If you went to the gym regularly, go to the gym while you still can and be scrupulous about hand hygiene – wiping handles and equipment before and after use, not touching your face, and keeping your distance from people, etc. If and when the gyms close for a time (as they have overseas), you still have options:
- Depending on your personal (or government-mandated) restrictions, put on your exercise gear and go for a walk or a run around the streets near your home. Starting and finishing at your front door eliminates the need to catch public transport or drive anywhere. You could also find a nearby flight of stairs and hike up and down it. You can easily keep your distance from other people when doing this and get some great exercise. If you have a dog, it’s a great opportunity to take them for a walk.
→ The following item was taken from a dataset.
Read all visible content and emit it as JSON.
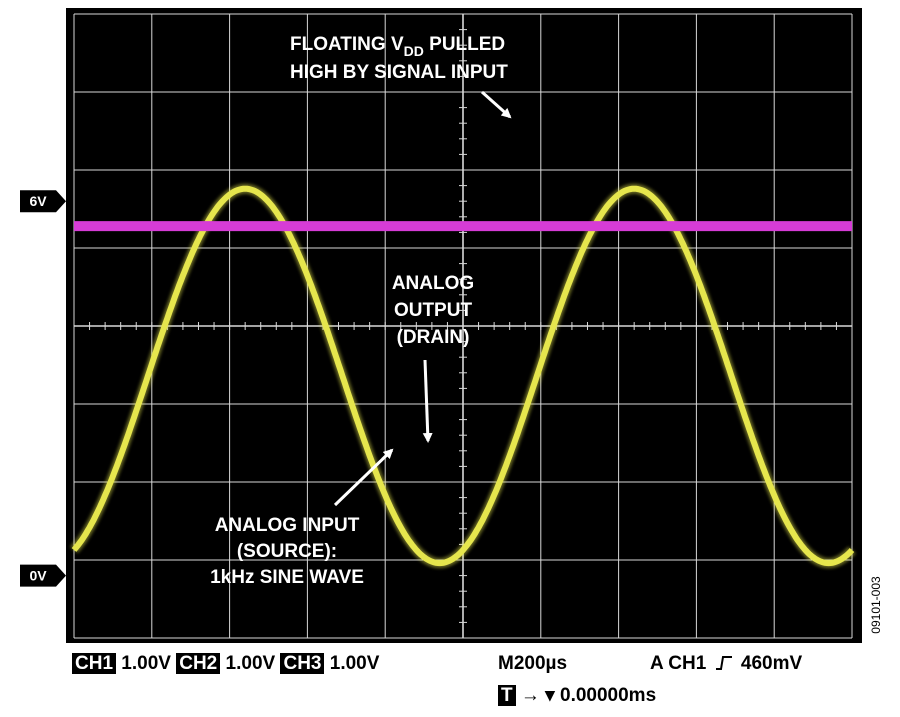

- If you really don’t want to venture out, look at streaming options for exercise: home workout classes, yoga, exercise apps, ‘15-min workouts’, and more, are all available online. Make them part of your everyday. Don’t turn into a potato. Please.
6. Make an effort to talk to someone during the day
Especially if you live alone, or are alone during the day, make time to talk to a friend, your workmates (instead of just messaging or emailing them all day) or a family member. When you’re used to working in a social environment, even if you’re an introvert, it can be lonely being stuck at home. Having pets helps here, and your dog or cat will love having you around.
7. Maintain your perspective
Note that people in offices spend a lot of time doing things other than focused work on the task at hand – standing around the water cooler, chatting in the corridor or staff kitchen, throwing miniature basketballs through miniature hoops, drawing satirical cartoons on the whiteboard (you get the idea). When you work at home, unproductive time is more obvious. Don’t be too hard on yourself if you’re not 100% working like a maniac 100% of the time; real people in real offices don’t. Conversely, don’t worry if you power through your work and finish earlier in the day than usual – without the distractions of the office you can be more productive, so enjoy the feeling.
8. You’re one of the lucky ones
Remember that if you have the kind of job that lets you work from home, you’re not sick, and you’re still getting paid, you have it easy. Spare a thought for the thousands of casuals in hospitality, retail and other industries whose jobs can’t be done from home, and who now have no income when their business is forced to close its doors. And spare a thought for our health workers, first responders, those most affected by the coronavirus and their families, and those most at-risk like our parents and grandparents. By working from home you’re helping to slow the spread and keep them safe.
Peter Dickison is a copywriter and digital producer with FCB Group, HR Assured and enableHR. As a former freelance writer and photographer, he has over 15 years’ experience in working from home.